May 15, 1998

Appeal of

BETTY C. TWEET

Under Contract No. HCR 59366

PSBCA No. 4081

 

APPEARANCE FOR APPELLANT:

Betty C. Tweet

Marvin D. Tweet

P. O. Box 1396

Glendive, MT   59330-1396

 

APPEARANCE FOR RESPONDENT:

Samuel J. Schmidt, Esq.

Salt Lake City Office

United States Postal Service

448 East 6400 South, Suite 450

Salt Lake City, UT  84107-7591

 

OPINION OF THE BOARD ON MOTION FOR RECONSIDERATION

            Appellant has submitted  a “Response to Opinion of the Board on Motion for Reconsideration” in which she requests that the Board reconsider for the second time the Board’s Opinion of November 13, 1997.  In an Opinion of the Board on Motion for Reconsideration, dated February 27, 1998, we reviewed our Opinion of November 13, 1997, and reaffirmed the decision to deny Appellant’s appeal.

            There is no provision in the Board’s rules for reconsidering a decision on motion for reconsideration.  Lawrence D. Bane, PSBCA Nos. 1440 & 1491, 86-3 BCA ¶ 19,276.  Although in compelling circumstances the Board may exercise its discretion to revisit a reconsideration decision, see Nationwide Postal Management, PSBCA No. 4068 (February 20, 1998), Appellant’s repetition of the same arguments she made in her appeal and again in her original Motion for Reconsideration does not merit the exercise of such discretion. 

            Appellant also raises objections to the Board's failure to hold a conference with the parties to clarify  the issues in dispute.  The parties were requested by the Board to suggest a convenient location and date for an oral hearing if they wanted that option, but they opted to submit their case on the record without an oral hearing.  Both parties subsequently made written submissions in support of their positions.  That Appellant now believes the Board would have better understood and relied on her evidence had she taken advantage of the opportunity for an oral presentation, is not a basis for granting reconsideration.

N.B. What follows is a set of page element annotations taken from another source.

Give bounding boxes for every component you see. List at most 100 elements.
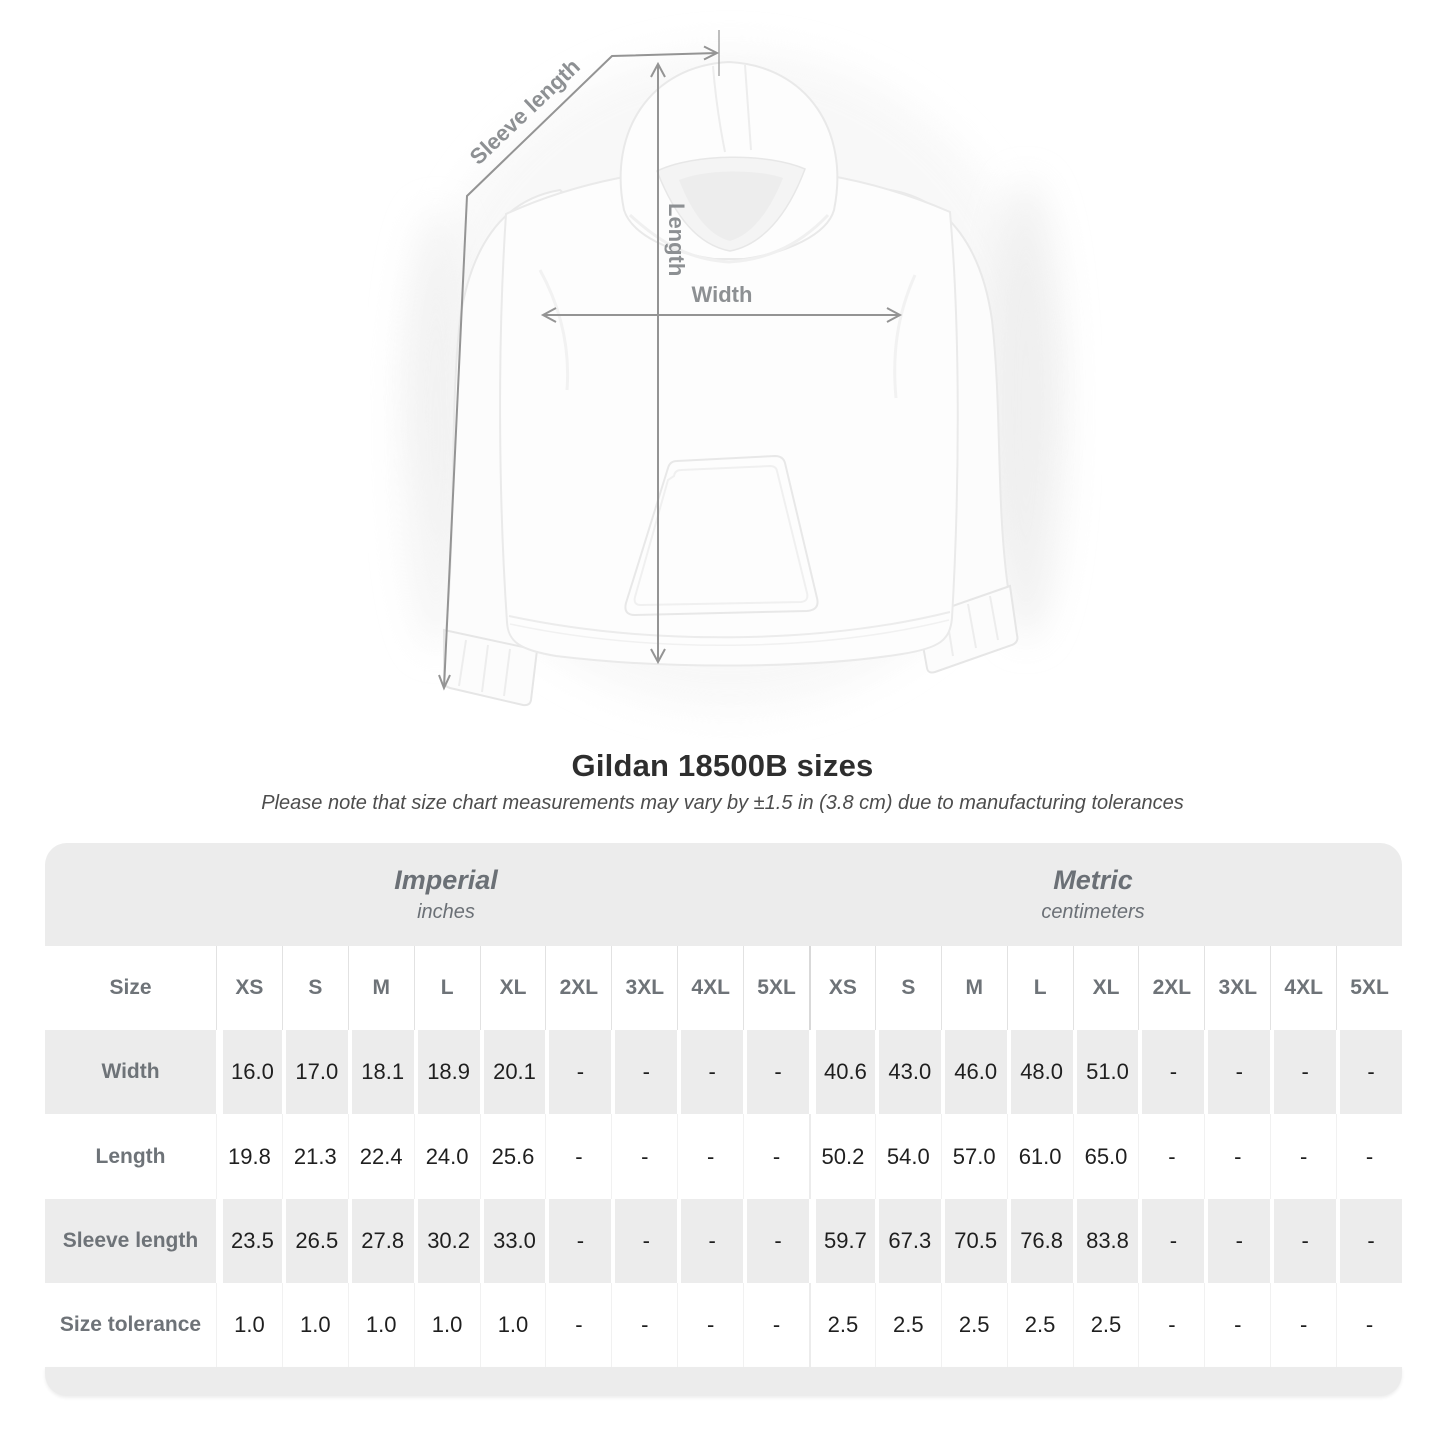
hoodie-measurement-diagram: Sleeve length Length Width (402, 30, 1064, 710)
table-row-sleeve-length: Sleeve length 23.5 26.5 27.8 30.2 33.0 -… (45, 1199, 1402, 1283)
table-cell: - (1270, 1030, 1336, 1114)
size-header-imperial-5xl: 5XL (743, 946, 809, 1030)
table-cell: 1.0 (347, 1283, 414, 1367)
table-cell: - (611, 1114, 677, 1199)
table-cell: 1.0 (479, 1283, 546, 1367)
table-cell: 22.4 (347, 1114, 414, 1199)
table-row-length: Length 19.8 21.3 22.4 24.0 25.6 - - - - … (45, 1114, 1402, 1199)
table-cell: - (743, 1030, 809, 1114)
table-cell: 59.7 (808, 1199, 875, 1283)
size-header-imperial-m: M (347, 946, 414, 1030)
table-cell: 40.6 (808, 1030, 875, 1114)
table-cell: 2.5 (940, 1283, 1007, 1367)
width-measure-label: Width (692, 282, 753, 307)
length-measure-arrow (650, 61, 666, 665)
size-chart-table: Imperial inches Metric centimeters Size … (45, 843, 1402, 1396)
length-measure-label: Length (664, 203, 689, 276)
table-cell: 54.0 (874, 1114, 941, 1199)
imperial-section-header: Imperial inches (394, 843, 498, 946)
table-cell: 76.8 (1006, 1199, 1073, 1283)
sleeve-length-measure-arrow (438, 45, 720, 691)
table-cell: 19.8 (216, 1114, 282, 1199)
table-cell: 1.0 (281, 1283, 348, 1367)
table-cell: 61.0 (1006, 1114, 1073, 1199)
table-cell: - (545, 1199, 611, 1283)
table-cell: - (677, 1199, 743, 1283)
row-label: Sleeve length (62, 1229, 199, 1252)
table-cell: 20.1 (479, 1030, 546, 1114)
table-cell: - (1204, 1283, 1270, 1367)
table-row-size-tolerance: Size tolerance 1.0 1.0 1.0 1.0 1.0 - - -… (45, 1283, 1402, 1367)
table-cell: - (545, 1283, 611, 1367)
imperial-label: Imperial (394, 865, 498, 895)
table-cell: - (677, 1283, 743, 1367)
table-cell: 48.0 (1006, 1030, 1073, 1114)
row-label: Width (101, 1060, 160, 1083)
size-header-imperial-xs: XS (216, 946, 282, 1030)
size-header-metric-3xl: 3XL (1204, 946, 1270, 1030)
size-column-header: Size (109, 976, 152, 999)
table-cell: 83.8 (1072, 1199, 1139, 1283)
table-cell: 26.5 (281, 1199, 348, 1283)
table-cell: - (1138, 1283, 1204, 1367)
table-cell: 2.5 (808, 1283, 875, 1367)
kangaroo-pocket (624, 454, 819, 617)
table-cell: - (743, 1283, 809, 1367)
table-cell: - (1336, 1199, 1402, 1283)
table-cell: - (1336, 1030, 1402, 1114)
table-row-width: Width 16.0 17.0 18.1 18.9 20.1 - - - - 4… (45, 1030, 1402, 1114)
table-cell: 25.6 (479, 1114, 546, 1199)
row-label: Size tolerance (59, 1313, 202, 1336)
table-footer-strip (45, 1367, 1402, 1396)
table-cell: 23.5 (216, 1199, 282, 1283)
table-cell: 65.0 (1072, 1114, 1139, 1199)
table-cell: - (1138, 1030, 1204, 1114)
table-cell: - (611, 1283, 677, 1367)
metric-section-header: Metric centimeters (1041, 843, 1144, 946)
table-cell: 2.5 (1072, 1283, 1139, 1367)
table-cell: 51.0 (1072, 1030, 1139, 1114)
size-header-row: Size XS S M L XL 2XL 3XL 4XL 5XL XS S M … (45, 946, 1402, 1030)
row-label: Length (95, 1144, 166, 1168)
metric-label: Metric (1053, 865, 1133, 895)
size-header-imperial-l: L (413, 946, 480, 1030)
table-cell: - (611, 1199, 677, 1283)
table-cell: 33.0 (479, 1199, 546, 1283)
size-header-imperial-4xl: 4XL (677, 946, 743, 1030)
table-cell: 1.0 (216, 1283, 282, 1367)
size-header-metric-4xl: 4XL (1270, 946, 1336, 1030)
table-cell: - (1138, 1114, 1204, 1199)
table-cell: - (743, 1199, 809, 1283)
table-cell: 70.5 (940, 1199, 1007, 1283)
size-header-metric-xl: XL (1072, 946, 1139, 1030)
table-cell: 2.5 (874, 1283, 941, 1367)
unit-section-header: Imperial inches Metric centimeters (45, 843, 1402, 946)
table-cell: 21.3 (281, 1114, 348, 1199)
table-cell: - (545, 1030, 611, 1114)
table-cell: 27.8 (347, 1199, 414, 1283)
table-cell: 30.2 (413, 1199, 480, 1283)
table-cell: 1.0 (413, 1283, 480, 1367)
table-cell: - (1336, 1283, 1402, 1367)
table-cell: - (677, 1114, 743, 1199)
table-cell: 16.0 (216, 1030, 282, 1114)
table-cell: - (1270, 1283, 1336, 1367)
table-cell: 43.0 (874, 1030, 941, 1114)
width-measure-arrow (540, 307, 903, 323)
size-header-imperial-xl: XL (479, 946, 546, 1030)
table-cell: 18.9 (413, 1030, 480, 1114)
table-cell: 50.2 (808, 1114, 875, 1199)
size-header-metric-xs: XS (808, 946, 875, 1030)
table-cell: - (611, 1030, 677, 1114)
table-cell: 46.0 (940, 1030, 1007, 1114)
table-cell: - (1270, 1199, 1336, 1283)
size-header-metric-l: L (1006, 946, 1073, 1030)
table-cell: - (743, 1114, 809, 1199)
table-cell: 2.5 (1006, 1283, 1073, 1367)
imperial-unit-label: inches (417, 901, 475, 923)
table-cell: 24.0 (413, 1114, 480, 1199)
measurement-overlay (438, 30, 903, 691)
size-header-metric-5xl: 5XL (1336, 946, 1402, 1030)
metric-unit-label: centimeters (1041, 901, 1145, 923)
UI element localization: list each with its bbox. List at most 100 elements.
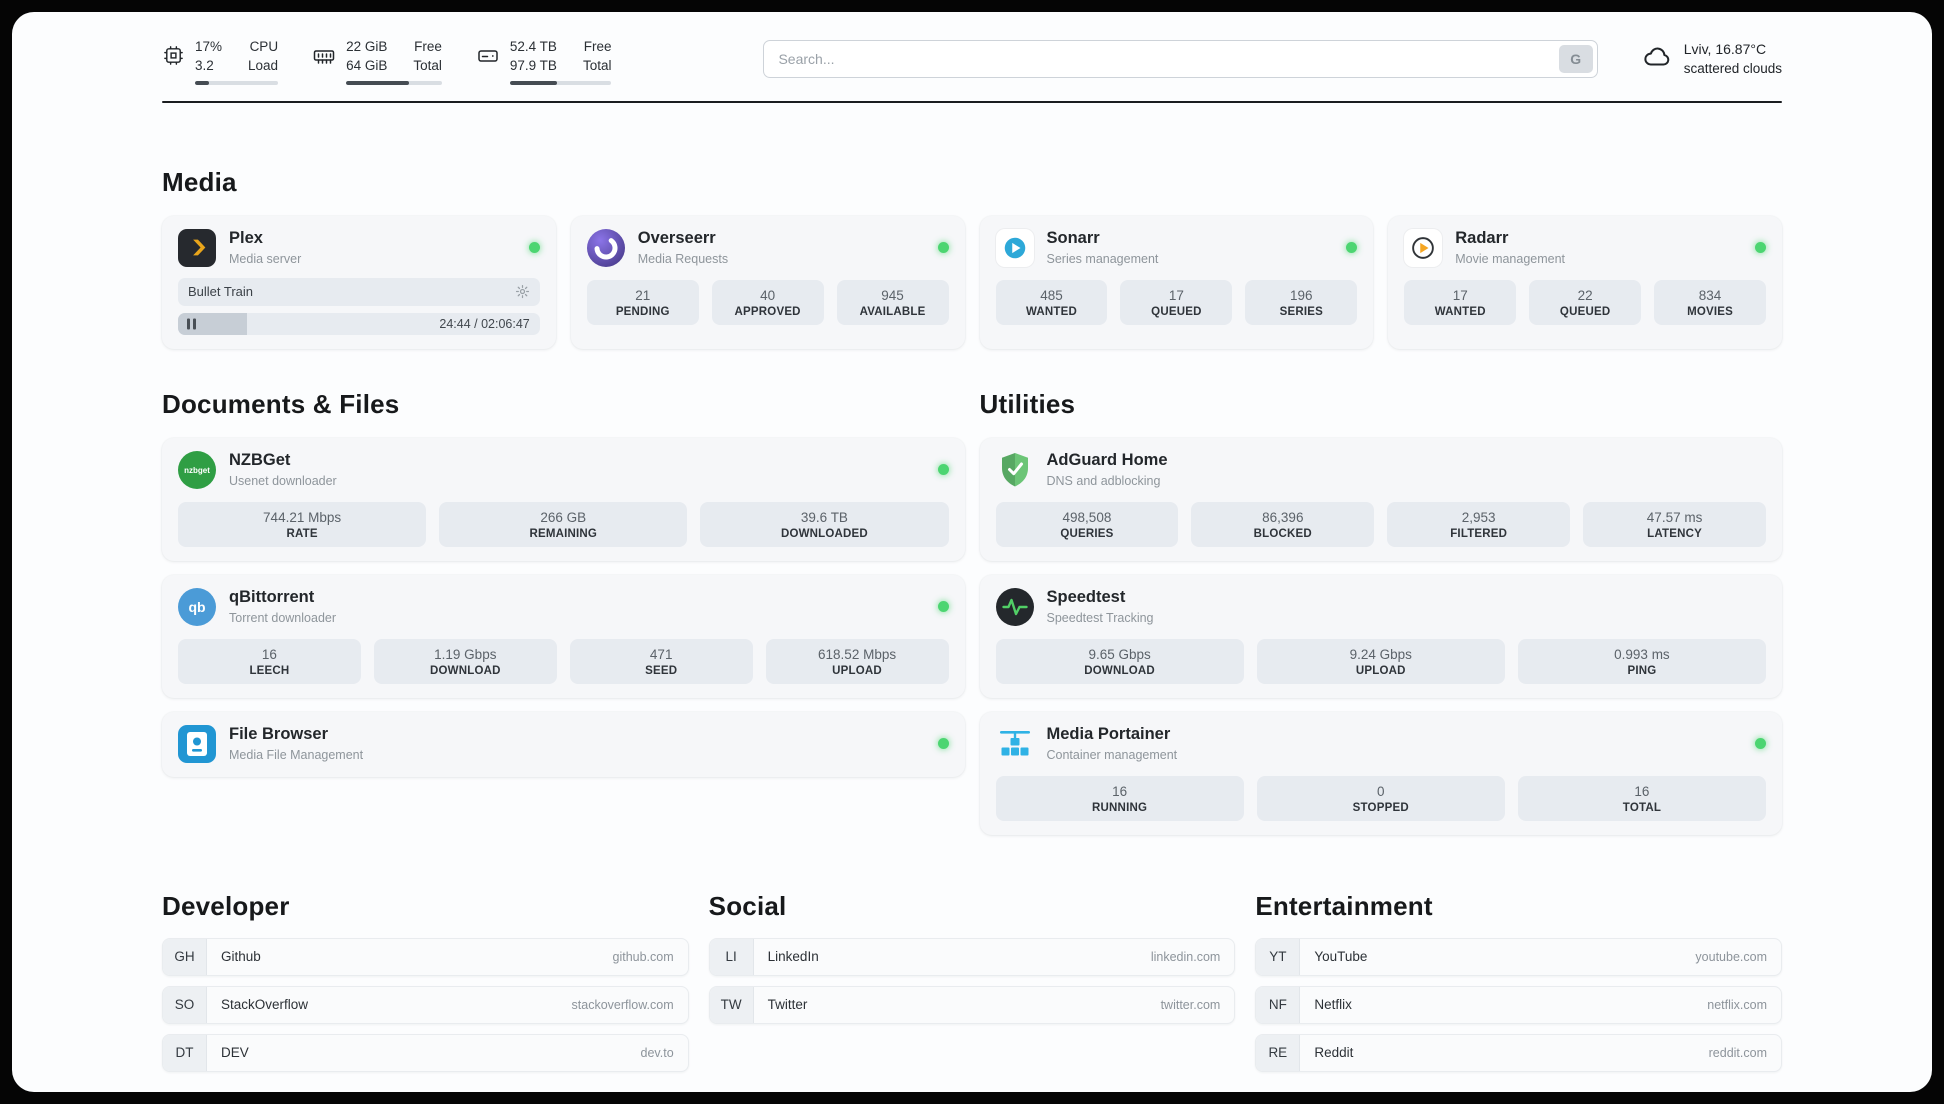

See E. Gerald Hanes, PSBCA No. 3082, 93-1 BCA ¶ 25,553.

If, as Appellant now states, she believed the declarations of Respondent’s witnesses to have been untruthful, or otherwise in error, she should have filed rebuttal evidence, as allowed by the Board’s Order of July 28, 1997[1].  Appellant did

not submit any affidavits or declarations under penalty of perjury to support her factual allegations or to refute the sworn declarations of Respondent’s witnesses.

Appellant’s request for reconsideration of the Board’s earlier decision on motion for reconsideration is denied[2].

William K. Mahn

Administrative Judge

Board Member

 

I concur:

James A. Cohen

Administrative Judge

Chairman



[1]  Appellant did file a Supplemental Appeal File which included a PS form 5399, Contract Routes Performance Record.  Appellant contends in this motion that this document establishes alleged false statements made by Respondent’s declarants.  However, there is nothing in the information contained in this form that refutes the statements made by Respondent’s declarants.  (Declaration of Burley and Krassner; Appellant’s Supplemental Appeal File).

[2]   In her motion Appellant asks the Board to state her appeal rights.  Under the Contract Disputes Act of 1978, as amended, a party may appeal an adverse decision of a board of contract appeals to the United States Court of Appeals for the Federal Circuit within 120 days after receipt of a copy of the board's decision.  41 U.S.C. §607(g)(1)(A)&(B).